De nakosten worden begroot op € 132,00 aan salaris gemachtigde, te vermeerderen met de explootkosten, als H&N niet binnen veertien dagen na aanschrijving aan de beschikking heeft voldaan en er vervolgens betekening van de beschikking heeft plaatsgevonden.

5.De beslissing

De kantonrechter
5.1.
veroordeelt H&N tot betaling, binnen twee dagen na deze beschikking, aan [verzoeker] van de transitievergoeding ter hoogte van € 1.553,81 bruto, onder verstrekking aan [verzoeker] van een deugdelijke bruto/netto specificatie;
5.2.
verklaart dat de studiekosten van € 2.750,00 en € 950,00 ten onrechte in mindering zijn gebracht op de loonbetaling van [verzoeker] en dat de totale vordering van [verzoeker] voor het loon voor periodes 5 en 6 kan worden vastgesteld op het nettobedrag van € 5.825,17;
5.3.
veroordeelt H&N tot het opmaken van een eindafrekening met betrekking tot het vakantiegeld van € 52,13 bruto en de eindejaarsuitkering van € 166,12 bruto;
5.4.
veroordeelt H&N tot betaling, binnen twee dagen na deze beschikking, aan [verzoeker] van de wettelijke verhoging over het bedrag van € 5.825,17;
5.5.
veroordeelt H&N tot betaling, binnen twee dagen na deze beschikking, aan [verzoeker] van een bedrag van € 2.878,80 netto aan reiskosten;
5.6.
veroordeelt H&N tot betaling, binnen twee dagen na deze beschikking, aan [verzoeker] van een bedrag van € 278,39 (exclusief btw) ter zake van buitengerechtelijke incassokosten;
5.7.
veroordeelt H&N tot betaling, binnen twee dagen na deze beschikking, aan [verzoeker]

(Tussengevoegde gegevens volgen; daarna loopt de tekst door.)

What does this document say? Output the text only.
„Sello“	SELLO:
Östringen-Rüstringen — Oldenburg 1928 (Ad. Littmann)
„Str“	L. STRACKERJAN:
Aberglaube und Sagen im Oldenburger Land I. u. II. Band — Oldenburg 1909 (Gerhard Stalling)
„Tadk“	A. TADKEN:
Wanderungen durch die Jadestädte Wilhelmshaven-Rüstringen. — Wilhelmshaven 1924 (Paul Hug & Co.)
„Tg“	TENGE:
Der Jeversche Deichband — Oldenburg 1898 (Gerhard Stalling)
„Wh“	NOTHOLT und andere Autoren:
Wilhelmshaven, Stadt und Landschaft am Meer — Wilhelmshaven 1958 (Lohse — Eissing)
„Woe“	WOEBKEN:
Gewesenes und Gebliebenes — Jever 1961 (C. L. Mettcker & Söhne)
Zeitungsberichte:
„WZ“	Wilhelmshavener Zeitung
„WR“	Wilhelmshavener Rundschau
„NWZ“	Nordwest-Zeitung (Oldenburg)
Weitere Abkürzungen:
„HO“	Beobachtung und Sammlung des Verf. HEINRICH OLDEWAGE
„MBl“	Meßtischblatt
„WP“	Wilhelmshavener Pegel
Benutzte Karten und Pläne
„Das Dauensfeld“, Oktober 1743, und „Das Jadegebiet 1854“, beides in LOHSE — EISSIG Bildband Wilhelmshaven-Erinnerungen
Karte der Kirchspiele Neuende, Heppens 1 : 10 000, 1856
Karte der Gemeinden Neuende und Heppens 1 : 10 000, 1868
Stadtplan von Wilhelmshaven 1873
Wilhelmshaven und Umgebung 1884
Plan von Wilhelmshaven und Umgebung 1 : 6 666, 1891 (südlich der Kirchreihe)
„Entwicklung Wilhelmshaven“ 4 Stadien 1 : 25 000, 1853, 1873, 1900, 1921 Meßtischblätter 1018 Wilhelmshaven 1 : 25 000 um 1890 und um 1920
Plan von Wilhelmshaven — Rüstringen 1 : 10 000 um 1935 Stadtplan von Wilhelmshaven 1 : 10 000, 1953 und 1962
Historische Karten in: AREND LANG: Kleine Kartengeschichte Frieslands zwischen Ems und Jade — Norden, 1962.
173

van de wettelijke rente over de voormelde bedragen vanaf veertien dagen na
betekening van deze beschikking tot de dag der algehele voldoening;
5.8.
veroordeelt H&N tot betaling, binnen twee dagen na deze beschikking, van de kosten van dit geding, aan de zijde van [verzoeker] tot op heden begroot op € 773,00, vermeerderd met de wettelijke rente vanaf veertien dagen na betekening van deze beschikking tot de dag der algehele voldoening;
5.9.
verklaart deze beschikking voor wat betreft de veroordelingen tot zover uitvoerbaar bij voorraad;
5.10.
wijst het meer of anders verzochte af.
Deze beschikking is gegeven door mr. Van den Boom en in het openbaar uitgesproken op 10 mei 2023.